A GPU won’t run standard x86 obviously. Each has their own architecture and specifications, including endian and register width. If you exchange binary data to a device with an endian mismatch, hold off on publishing that dissertation. Also certain devices handle different native types, such as fp16, fp64, and most importantly, each device may have its own alignment rules. Where you think you could just put a struct pointer on a buffer from the CPU, you may find that alignment causes fields to be misaligned — often with catastrophic results or segfaults. We’ll explore this all in depth in section 4: The Ugly.

Mixed architectures mean we may need to jury rig buffers to align and crunch that particle accelerator data.

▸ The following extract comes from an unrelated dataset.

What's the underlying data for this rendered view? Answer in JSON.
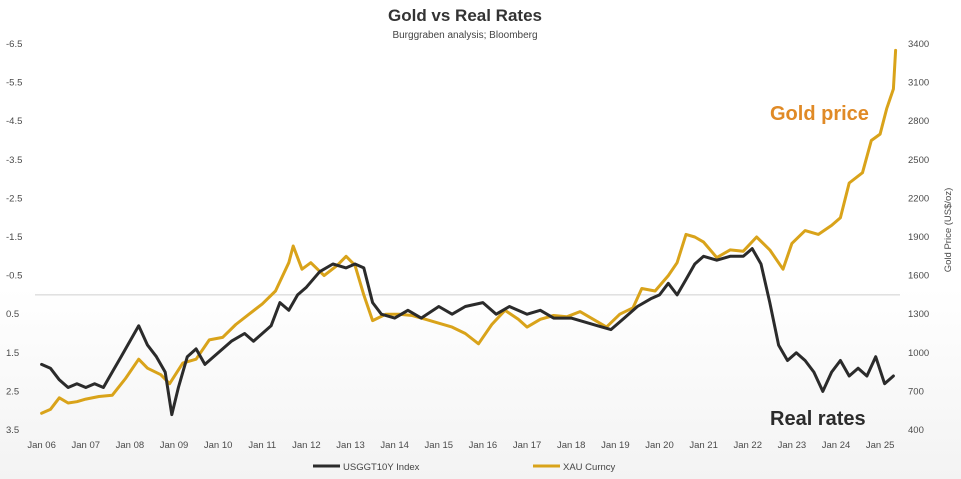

Device Partitioning and CGroups

A context by default can utilize the entirety of devices allocated to it. What if you need to share without hogging all resources? Device partitions or sub-devices introduced in OpenCL 1.2 allow you to request an upper limit on your context resources. This can be used to prevent someone claiming all your device(s) memory or compute units. This is especially useful if you’re using your primary display driver for long-running kernels. You may find by accident you schedule an infinite loop or long-running kernel that can’t be stopped with a simple SIGHUP. The GPU may not have enough time to update your 60hz refresh and instead will freeze the screen. Inevitably most drivers will reset the GPU after a predefined timeout to prevent locking up a system completely. The clinfo command can be used to find out how many partitions or sub-devices your device supports:

$ clinfo | egrep "Device Name|sub-devices"
Device Name Intel(R) HD Graphics
Max number of sub-devices 0
Device Name Intel(R) Core(TM) i7–8550U CPU @ 1.80GHz
Max number of sub-devices 8

Device partitions will be further enhanced by a new kernel patch in Linux ~5.3+ introduced to allow GPU resource limitations using standard CGroups. This will be an instant wins for container users and Nomad in particular which already uses limited CGroups for exec jobs in addition to containers.